The night before this particular morning I had checked both the weather and the webcams and things looked promising. Text messages started rolling in and I went to bed early, knowing it would be an early morning. I was so excited that I actually woke up *before* my 4:15am alarm! Alan almost instantly messaged me to tell me: "get up here, it's going to be amazing! EVERYONE is coming!" I arrived early, ran into Yan and began taking photos. Alan and Wilson arrived shortly after and we started trekking up to Hawk Hill. I also ran into Jim Patterson, Joe Azure, David Yu, and Della Huff, who are all great local photographers!

The fog on this morning was pretty much a dream come true! The fog was just above the bridge deck when I arrived and throughout the sunrise I watched the fog move lower and lower.
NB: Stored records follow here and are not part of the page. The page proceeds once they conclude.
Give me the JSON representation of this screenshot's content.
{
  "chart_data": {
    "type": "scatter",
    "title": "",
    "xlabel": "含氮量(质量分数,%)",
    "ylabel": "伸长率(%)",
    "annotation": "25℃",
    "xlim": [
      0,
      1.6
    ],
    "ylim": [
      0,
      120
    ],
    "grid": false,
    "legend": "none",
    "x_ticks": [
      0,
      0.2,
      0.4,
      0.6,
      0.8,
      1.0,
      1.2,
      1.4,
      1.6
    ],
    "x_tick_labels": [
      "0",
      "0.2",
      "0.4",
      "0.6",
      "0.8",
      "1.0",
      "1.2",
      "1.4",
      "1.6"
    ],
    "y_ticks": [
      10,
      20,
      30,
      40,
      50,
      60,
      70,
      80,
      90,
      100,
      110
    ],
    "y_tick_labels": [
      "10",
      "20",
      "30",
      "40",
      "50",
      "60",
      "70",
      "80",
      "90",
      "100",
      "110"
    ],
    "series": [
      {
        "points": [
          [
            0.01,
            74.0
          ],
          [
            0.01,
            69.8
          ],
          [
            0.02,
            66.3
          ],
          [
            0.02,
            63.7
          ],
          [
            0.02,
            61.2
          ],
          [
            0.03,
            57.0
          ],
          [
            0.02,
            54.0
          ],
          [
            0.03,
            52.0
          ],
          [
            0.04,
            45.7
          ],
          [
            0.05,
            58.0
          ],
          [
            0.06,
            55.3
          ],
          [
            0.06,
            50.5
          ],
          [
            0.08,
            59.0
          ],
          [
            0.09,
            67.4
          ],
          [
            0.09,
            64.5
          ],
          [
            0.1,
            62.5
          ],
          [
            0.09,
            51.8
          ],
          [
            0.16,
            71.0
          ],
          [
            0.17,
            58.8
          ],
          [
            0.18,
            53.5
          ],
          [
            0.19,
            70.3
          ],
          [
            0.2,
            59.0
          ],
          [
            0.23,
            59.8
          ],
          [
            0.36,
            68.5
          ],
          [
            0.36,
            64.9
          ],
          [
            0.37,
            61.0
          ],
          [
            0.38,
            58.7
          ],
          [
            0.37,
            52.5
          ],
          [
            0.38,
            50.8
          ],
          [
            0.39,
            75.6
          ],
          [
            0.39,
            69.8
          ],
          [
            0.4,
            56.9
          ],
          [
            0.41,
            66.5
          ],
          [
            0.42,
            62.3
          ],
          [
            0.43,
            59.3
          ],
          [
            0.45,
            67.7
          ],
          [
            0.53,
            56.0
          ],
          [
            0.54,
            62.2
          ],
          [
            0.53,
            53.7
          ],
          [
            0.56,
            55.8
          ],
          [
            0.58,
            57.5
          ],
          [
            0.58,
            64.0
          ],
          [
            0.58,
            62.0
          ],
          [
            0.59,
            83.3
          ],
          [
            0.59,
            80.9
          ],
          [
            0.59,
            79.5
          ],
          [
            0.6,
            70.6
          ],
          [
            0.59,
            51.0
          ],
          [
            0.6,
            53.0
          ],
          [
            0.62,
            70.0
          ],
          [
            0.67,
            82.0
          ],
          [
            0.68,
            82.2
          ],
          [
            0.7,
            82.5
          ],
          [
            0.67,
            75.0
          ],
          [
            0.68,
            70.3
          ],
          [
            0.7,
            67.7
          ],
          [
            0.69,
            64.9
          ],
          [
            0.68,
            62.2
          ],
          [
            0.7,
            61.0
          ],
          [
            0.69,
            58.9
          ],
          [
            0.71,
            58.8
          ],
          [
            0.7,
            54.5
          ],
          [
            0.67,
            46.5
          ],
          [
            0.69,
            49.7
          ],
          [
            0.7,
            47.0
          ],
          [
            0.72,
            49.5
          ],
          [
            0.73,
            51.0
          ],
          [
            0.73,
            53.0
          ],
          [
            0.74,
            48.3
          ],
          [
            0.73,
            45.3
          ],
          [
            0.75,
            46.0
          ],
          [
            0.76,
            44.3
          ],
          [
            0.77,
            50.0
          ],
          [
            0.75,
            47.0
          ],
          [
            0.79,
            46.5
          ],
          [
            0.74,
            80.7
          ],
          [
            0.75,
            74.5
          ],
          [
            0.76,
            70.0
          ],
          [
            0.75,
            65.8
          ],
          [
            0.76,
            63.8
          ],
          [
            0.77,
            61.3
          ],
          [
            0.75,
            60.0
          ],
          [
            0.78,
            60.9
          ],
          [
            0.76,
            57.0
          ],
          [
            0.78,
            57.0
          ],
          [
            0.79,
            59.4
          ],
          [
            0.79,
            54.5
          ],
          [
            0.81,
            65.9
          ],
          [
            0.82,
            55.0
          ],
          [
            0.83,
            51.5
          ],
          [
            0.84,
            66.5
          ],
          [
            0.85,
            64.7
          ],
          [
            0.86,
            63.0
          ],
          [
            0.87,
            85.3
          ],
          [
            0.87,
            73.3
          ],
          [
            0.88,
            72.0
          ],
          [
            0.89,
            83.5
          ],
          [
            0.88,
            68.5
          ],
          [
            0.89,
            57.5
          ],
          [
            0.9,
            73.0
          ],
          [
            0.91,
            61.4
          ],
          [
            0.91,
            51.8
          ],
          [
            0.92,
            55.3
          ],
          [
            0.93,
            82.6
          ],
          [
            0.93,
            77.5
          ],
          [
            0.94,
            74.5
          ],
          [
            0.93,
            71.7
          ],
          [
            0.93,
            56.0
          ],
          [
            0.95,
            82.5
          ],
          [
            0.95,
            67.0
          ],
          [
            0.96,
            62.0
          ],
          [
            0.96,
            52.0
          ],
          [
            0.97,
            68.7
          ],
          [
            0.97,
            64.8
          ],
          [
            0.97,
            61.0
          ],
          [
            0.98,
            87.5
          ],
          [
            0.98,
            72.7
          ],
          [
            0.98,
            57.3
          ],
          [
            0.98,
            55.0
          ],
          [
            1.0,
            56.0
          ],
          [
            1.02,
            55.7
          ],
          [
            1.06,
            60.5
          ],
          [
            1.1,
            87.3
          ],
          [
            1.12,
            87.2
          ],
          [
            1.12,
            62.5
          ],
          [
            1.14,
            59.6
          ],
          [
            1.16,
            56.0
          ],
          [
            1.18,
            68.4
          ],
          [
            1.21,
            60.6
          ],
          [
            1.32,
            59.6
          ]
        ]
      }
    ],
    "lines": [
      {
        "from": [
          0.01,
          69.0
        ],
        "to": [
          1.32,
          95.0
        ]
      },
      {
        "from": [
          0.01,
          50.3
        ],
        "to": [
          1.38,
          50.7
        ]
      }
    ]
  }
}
By 8am the fog was completely gone! I photographed the bridge from several locations on the road to Hawk Hill and had so many great photos that I had trouble deciding which was my favorite.

I chose a photo from the blue hour of sunrise (which is really only about 10 minutes), when the sun was still somewhat low and the sky had purple tones to match the fog. A couple minutes later and the sky started to turn light blue, orange, and red, washing out the lights of the city in the background. I experimented with different aspect ratios of either 2:1 or 3:1, and found that a slower shutter smoothed out the fog while a faster shutter left more texture and bumps. Ultimately I chose quicker shutter speed of 10 seconds and a 2:1 crop so that I could include as much of the amazingly textured fog as I could.